4. Le 24 avril 2014, la SA Melin dépose des plans modificatifs accompagnés d‟un complément corollaire de notice d‟évaluation des incidences sur l‟environnement.
Le projet modifié consiste en la construction d‟un complexe immobilier abritant 59 appartements répartis entre six bâtiments numérotés de A à F, de 7 maisons unifamiliales, et de deux parkings souterrains d‟un total de 85 emplacements de parcage; il comprend également la création d‟une voirie interne ainsi que de « promenades » piétonnes avec l‟aménagement d‟un rond-point placé au sud du bâtiment de la ferme.

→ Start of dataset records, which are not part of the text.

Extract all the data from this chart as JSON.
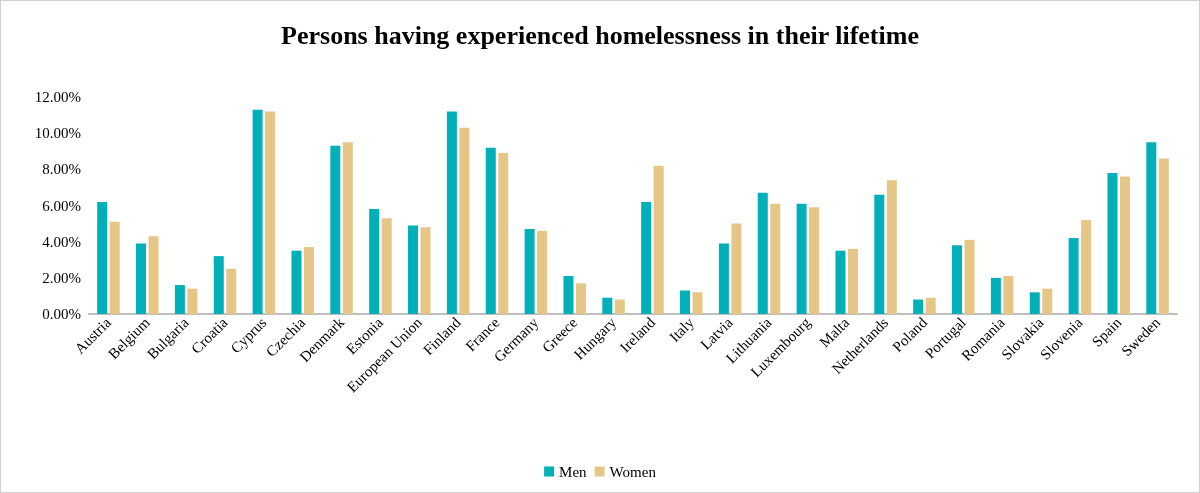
{
  "chart_data": {
    "type": "bar",
    "title": "Persons having experienced homelessness in their lifetime",
    "categories": [
      "Austria",
      "Belgium",
      "Bulgaria",
      "Croatia",
      "Cyprus",
      "Czechia",
      "Denmark",
      "Estonia",
      "European Union",
      "Finland",
      "France",
      "Germany",
      "Greece",
      "Hungary",
      "Ireland",
      "Italy",
      "Latvia",
      "Lithuania",
      "Luxembourg",
      "Malta",
      "Netherlands",
      "Poland",
      "Portugal",
      "Romania",
      "Slovakia",
      "Slovenia",
      "Spain",
      "Sweden"
    ],
    "series": [
      {
        "name": "Men",
        "color": "#00b0b8",
        "values": [
          6.2,
          3.9,
          1.6,
          3.2,
          11.3,
          3.5,
          9.3,
          5.8,
          4.9,
          11.2,
          9.2,
          4.7,
          2.1,
          0.9,
          6.2,
          1.3,
          3.9,
          6.7,
          6.1,
          3.5,
          6.6,
          0.8,
          3.8,
          2.0,
          1.2,
          4.2,
          7.8,
          9.5
        ]
      },
      {
        "name": "Women",
        "color": "#e6c686",
        "values": [
          5.1,
          4.3,
          1.4,
          2.5,
          11.2,
          3.7,
          9.5,
          5.3,
          4.8,
          10.3,
          8.9,
          4.6,
          1.7,
          0.8,
          8.2,
          1.2,
          5.0,
          6.1,
          5.9,
          3.6,
          7.4,
          0.9,
          4.1,
          2.1,
          1.4,
          5.2,
          7.6,
          8.6
        ]
      }
    ],
    "ylim": [
      0,
      12
    ],
    "yticks": [
      {
        "value": 0,
        "label": "0.00%"
      },
      {
        "value": 2,
        "label": "2.00%"
      },
      {
        "value": 4,
        "label": "4.00%"
      },
      {
        "value": 6,
        "label": "6.00%"
      },
      {
        "value": 8,
        "label": "8.00%"
      },
      {
        "value": 10,
        "label": "10.00%"
      },
      {
        "value": 12,
        "label": "12.00%"
      }
    ],
    "grid": false,
    "legend": "bottom"
  }
}
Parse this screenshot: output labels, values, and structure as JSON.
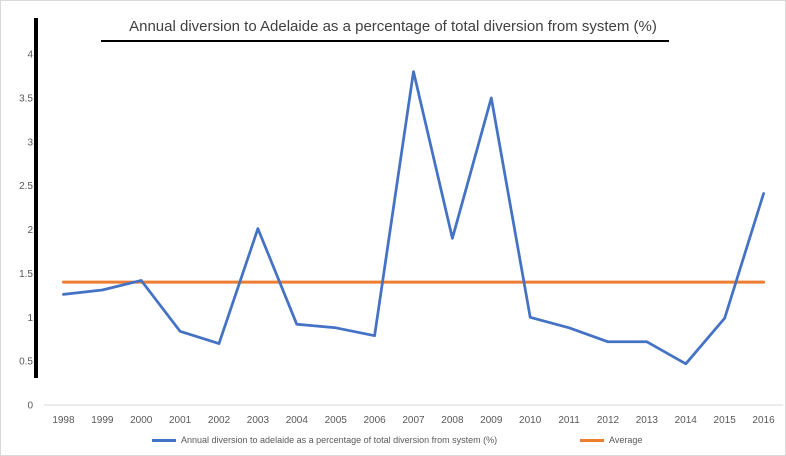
{
  "chart_data": {
    "type": "line",
    "title": "Annual diversion to Adelaide as a percentage of total diversion from system (%)",
    "xlabel": "",
    "ylabel": "",
    "categories": [
      "1998",
      "1999",
      "2000",
      "2001",
      "2002",
      "2003",
      "2004",
      "2005",
      "2006",
      "2007",
      "2008",
      "2009",
      "2010",
      "2011",
      "2012",
      "2013",
      "2014",
      "2015",
      "2016"
    ],
    "series": [
      {
        "name": "Annual diversion to adelaide as a percentage of total diversion from system (%)",
        "color": "#4472c4",
        "values": [
          1.26,
          1.31,
          1.42,
          0.84,
          0.7,
          2.01,
          0.92,
          0.88,
          0.79,
          3.8,
          1.9,
          3.5,
          1.0,
          0.88,
          0.72,
          0.72,
          0.47,
          0.99,
          2.41
        ]
      },
      {
        "name": "Average",
        "color": "#ed7d31",
        "values": [
          1.4,
          1.4,
          1.4,
          1.4,
          1.4,
          1.4,
          1.4,
          1.4,
          1.4,
          1.4,
          1.4,
          1.4,
          1.4,
          1.4,
          1.4,
          1.4,
          1.4,
          1.4,
          1.4
        ]
      }
    ],
    "ylim": [
      0,
      4
    ],
    "yticks": [
      "0",
      "0.5",
      "1",
      "1.5",
      "2",
      "2.5",
      "3",
      "3.5",
      "4"
    ],
    "grid": false,
    "legend_position": "bottom"
  }
}
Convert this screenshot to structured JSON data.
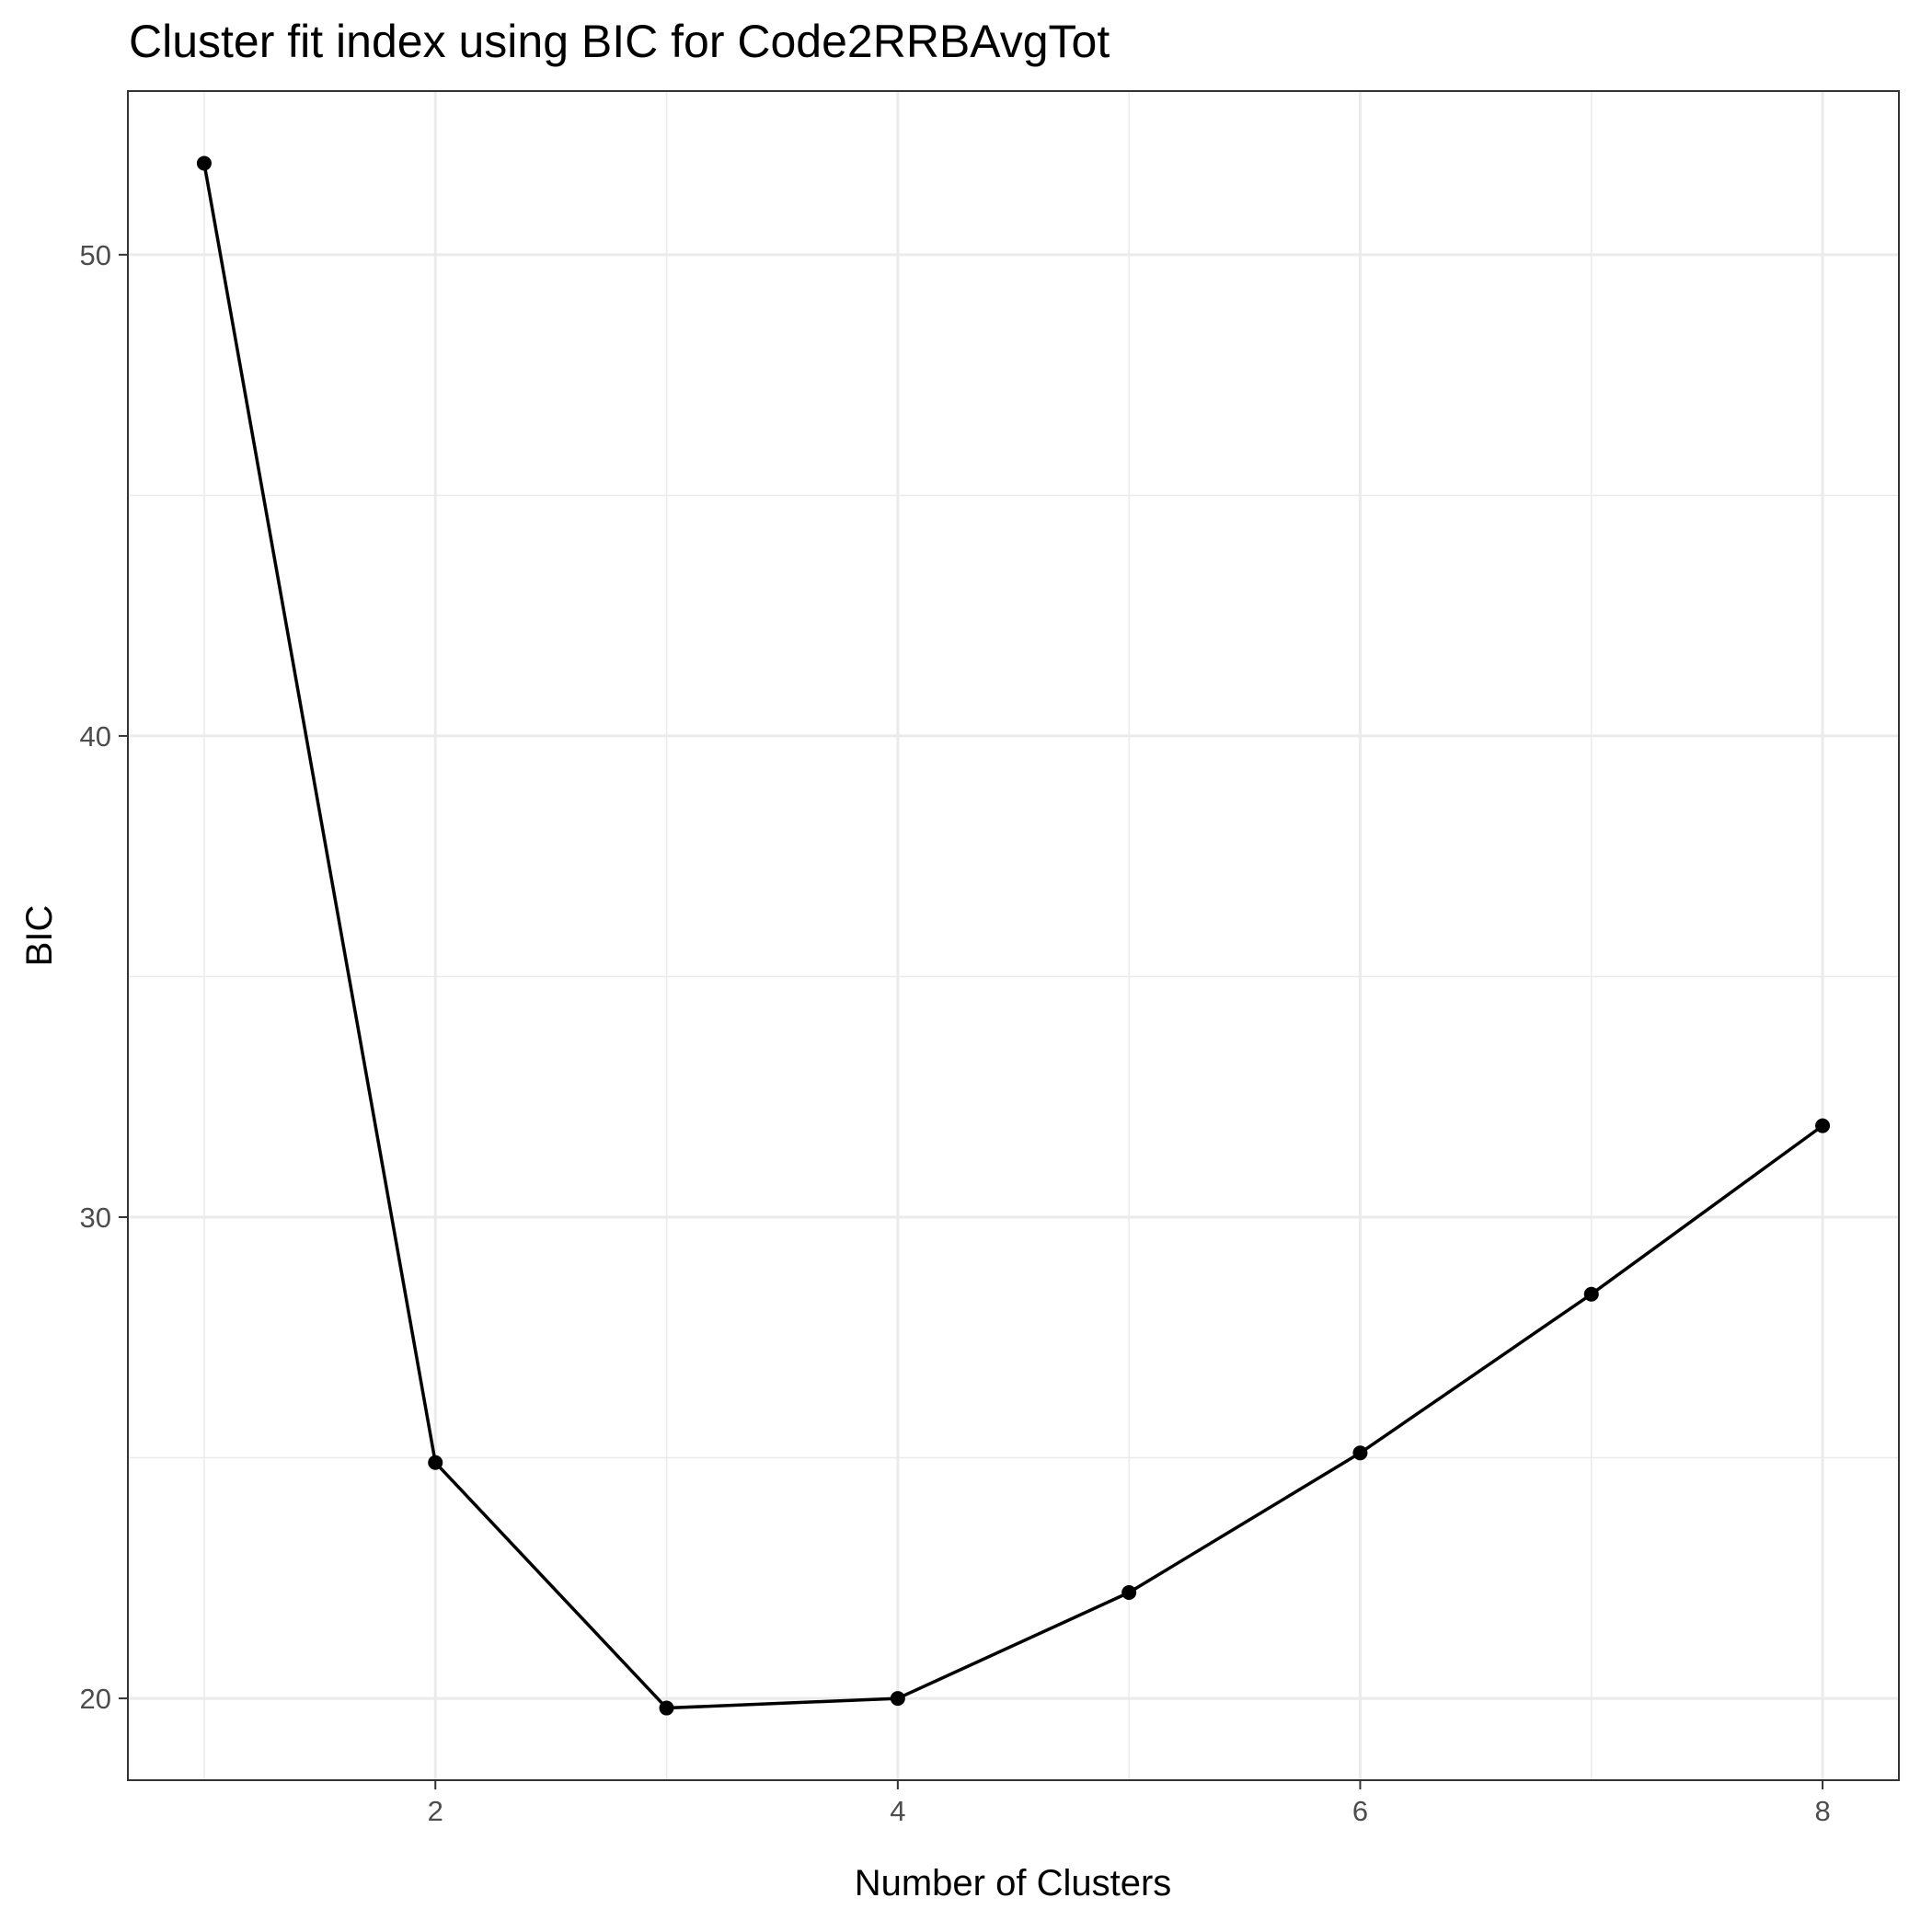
{
  "chart_data": {
    "type": "line",
    "title": "Cluster fit index using BIC for Code2RRBAvgTot",
    "xlabel": "Number of Clusters",
    "ylabel": "BIC",
    "x": [
      1,
      2,
      3,
      4,
      5,
      6,
      7,
      8
    ],
    "series": [
      {
        "values": [
          51.9,
          24.9,
          19.8,
          20.0,
          22.2,
          25.1,
          28.4,
          31.9
        ]
      }
    ],
    "xlim": [
      0.67,
      8.33
    ],
    "ylim": [
      18.3,
      53.4
    ],
    "xticks": [
      2,
      4,
      6,
      8
    ],
    "yticks": [
      20,
      30,
      40,
      50
    ],
    "grid": true,
    "legend": "none",
    "colors": {
      "line": "#000000",
      "grid": "#ebebeb",
      "panel_border": "#333333",
      "tick_text": "#4d4d4d"
    }
  }
}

5. Le 15 juillet 2014, le président et le secrétaire de la commission royale des monuments, sites et fouilles de la Région wallonne (C.R.M.S.F.) écrivent au fonctionnaire délégué que la commission, réunie en sa section des sites de la chambre régionale, a examiné le dossier le 7 juillet 2014 et a émis un avis défavorable.
6. Le 2 octobre 2014, le collège communal délivre à la SA Melin le permis d‟urbanisme sollicité.
7. Le 16 décembre 2014, le requérant et Pierre Vergote saisissent chacun le Conseil d‟État d‟une requête poursuivant l‟annulation et la suspension de l‟exécution de cette décision; ces affaires sont enrôlées sous les références A. 214.488/XIII-7193 et A. 214.511/XIII-7196.